The user agent cannot process braille patterns in range 2840-28FF
The user agent may prompt the user for one of the following actions:
  1. ignore unsupported braille patterns (rows will be shortened)
  2. replace unsupported braille patterns with a fixed replacement, e.g. 2800 (empty cell) or 283F (full 6-dot cell)
  3. trim unsupported braille patterns by ignoring dots 7 and 8, e.g. by bit masking the code point with 283F.
The paper width is at least one full cell wider than the specified width
The user agent may provide rendering options or use a preferred action.
The paper height differs from the specified height
The user agent may provide rendering options or use a preferred action, as long as each page's content can be rendered within the paper height.
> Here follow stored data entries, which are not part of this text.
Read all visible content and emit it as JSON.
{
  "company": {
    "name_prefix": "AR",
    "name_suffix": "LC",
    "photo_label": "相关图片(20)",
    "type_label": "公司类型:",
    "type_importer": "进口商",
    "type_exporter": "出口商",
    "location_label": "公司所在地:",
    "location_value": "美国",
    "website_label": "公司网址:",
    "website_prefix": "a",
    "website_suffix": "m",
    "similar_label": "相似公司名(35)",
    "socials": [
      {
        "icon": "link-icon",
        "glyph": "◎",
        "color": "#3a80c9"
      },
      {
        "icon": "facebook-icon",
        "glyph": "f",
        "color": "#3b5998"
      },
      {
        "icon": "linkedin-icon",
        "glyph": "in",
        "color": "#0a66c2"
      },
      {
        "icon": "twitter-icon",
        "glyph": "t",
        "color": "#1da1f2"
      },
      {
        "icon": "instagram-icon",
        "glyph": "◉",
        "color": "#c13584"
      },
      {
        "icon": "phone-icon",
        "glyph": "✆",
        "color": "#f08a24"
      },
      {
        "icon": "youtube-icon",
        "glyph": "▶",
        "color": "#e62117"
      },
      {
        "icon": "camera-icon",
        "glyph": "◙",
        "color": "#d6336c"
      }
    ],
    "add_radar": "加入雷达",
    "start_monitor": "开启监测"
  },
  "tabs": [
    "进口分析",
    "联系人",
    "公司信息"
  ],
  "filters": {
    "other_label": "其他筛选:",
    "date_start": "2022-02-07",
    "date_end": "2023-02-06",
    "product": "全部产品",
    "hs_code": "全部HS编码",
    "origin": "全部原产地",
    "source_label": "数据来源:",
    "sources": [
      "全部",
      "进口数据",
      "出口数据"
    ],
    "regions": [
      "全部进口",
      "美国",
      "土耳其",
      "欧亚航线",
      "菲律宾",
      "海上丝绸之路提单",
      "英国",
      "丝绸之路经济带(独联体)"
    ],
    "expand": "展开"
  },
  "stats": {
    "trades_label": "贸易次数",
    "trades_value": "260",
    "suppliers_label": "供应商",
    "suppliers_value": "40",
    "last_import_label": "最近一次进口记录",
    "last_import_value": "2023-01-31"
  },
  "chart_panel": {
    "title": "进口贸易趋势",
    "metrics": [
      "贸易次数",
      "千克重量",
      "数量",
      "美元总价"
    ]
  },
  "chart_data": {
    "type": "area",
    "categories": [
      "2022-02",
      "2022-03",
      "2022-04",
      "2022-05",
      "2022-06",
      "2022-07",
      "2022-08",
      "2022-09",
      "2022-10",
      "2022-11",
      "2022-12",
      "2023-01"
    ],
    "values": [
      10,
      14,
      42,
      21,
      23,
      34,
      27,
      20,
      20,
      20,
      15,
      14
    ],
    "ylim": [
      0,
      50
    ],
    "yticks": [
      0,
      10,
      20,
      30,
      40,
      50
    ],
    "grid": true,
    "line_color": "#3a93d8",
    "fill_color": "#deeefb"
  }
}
A user agent that implements fallback behaviour must inform the user of the rendering implications.

Rule Sets

The rule sets mentioned below are included in the zip file for this specification. Users looking for local copies of the rule sets to work with should download and use this archive rather than using the specific references below.

Relax NG Rule Set

This section is normative.

The Relax NG rule set "validation/pef-2008-1.rng" forms a normative part of this specification.

DTD Rule Set

This section is informative.

The DTD rule set "validation/pef-2008-1.dtd" forms an informative part of this specification. It is provided for compatibility reasons but do not include all the normative restrictions and features enforced by the Relax NG rule set.

The Dublin Core specification is maintained by [Dublin Core].

References

Normative References

This section is normative.

[DI Glossary]
"Glossary of Terms for Device Independence", Rhys Lewis, 18 January 2005.
Latest version available at: http://www.w3.org/TR/di-gloss/
[Dublin Core]
"Dublin Core Metadata Element Set, Version 1.1"
Latest version available at: http://dublincore.org/documents/dces/
[RFC2119]
"RFC2119: Key words for use in RFCs to Indicate Requirement Levels", S. Bradner, March 1997.
Available at: http://www.ietf.org/rfc/rfc2119.txt
[Unicode]
"Unicode Standard, Version 5.1.0", The Unicode Consortium. The Unicode Standard, Version 5.1.0, defined by: The Unicode Standard, Version 5.0 (Boston, MA, Addison-Wesley, 2007. ISBN 0-321-48091-0), as amended by Unicode 5.1.0.
Latest version available at: http://www.unicode.org/versions/latest/
[XML]
"Extensible Markup Language (XML) 1.0 (Fourth Edition)", T. Bray, J. Paoli, C. M. Sperberg-McQueen, E. Maler, F. Yergeau, 29 September 2006.
Latest version available at: http://www.w3.org/TR/xml
[XMLNS]
"Namespaces in XML 1.0 (Second Edition)", T. Bray, D. Hollander, A. Layman, R. Tobin, 16 August 2006.
Latest version available at: http://www.w3.org/TR/xml-names
[XPath]
"XML Path Language (XPath) Version (1.0)", J. Clark, S. DeRose, 16 November 1999.
Latest version available at: http://www.w3.org/TR/xpath

Informative References

This section is informative.

[Example PEF document: Om våren]
"examples/poem.pef". A poem by the Swedish poet Nils Ferlin called "Om våren" (the text is in Swedish).
Accessibility note: The Unicode braille patterns in this file may not display with JAWS or braille display.
[Example PEF document: Butterfly Test Pattern]
"examples/butterfly.pef". A test pattern that uses all 6-dot braille patterns, rendering a butterfly shape.
Accessibility note: The Unicode braille patterns in this file may not display with JAWS or braille display.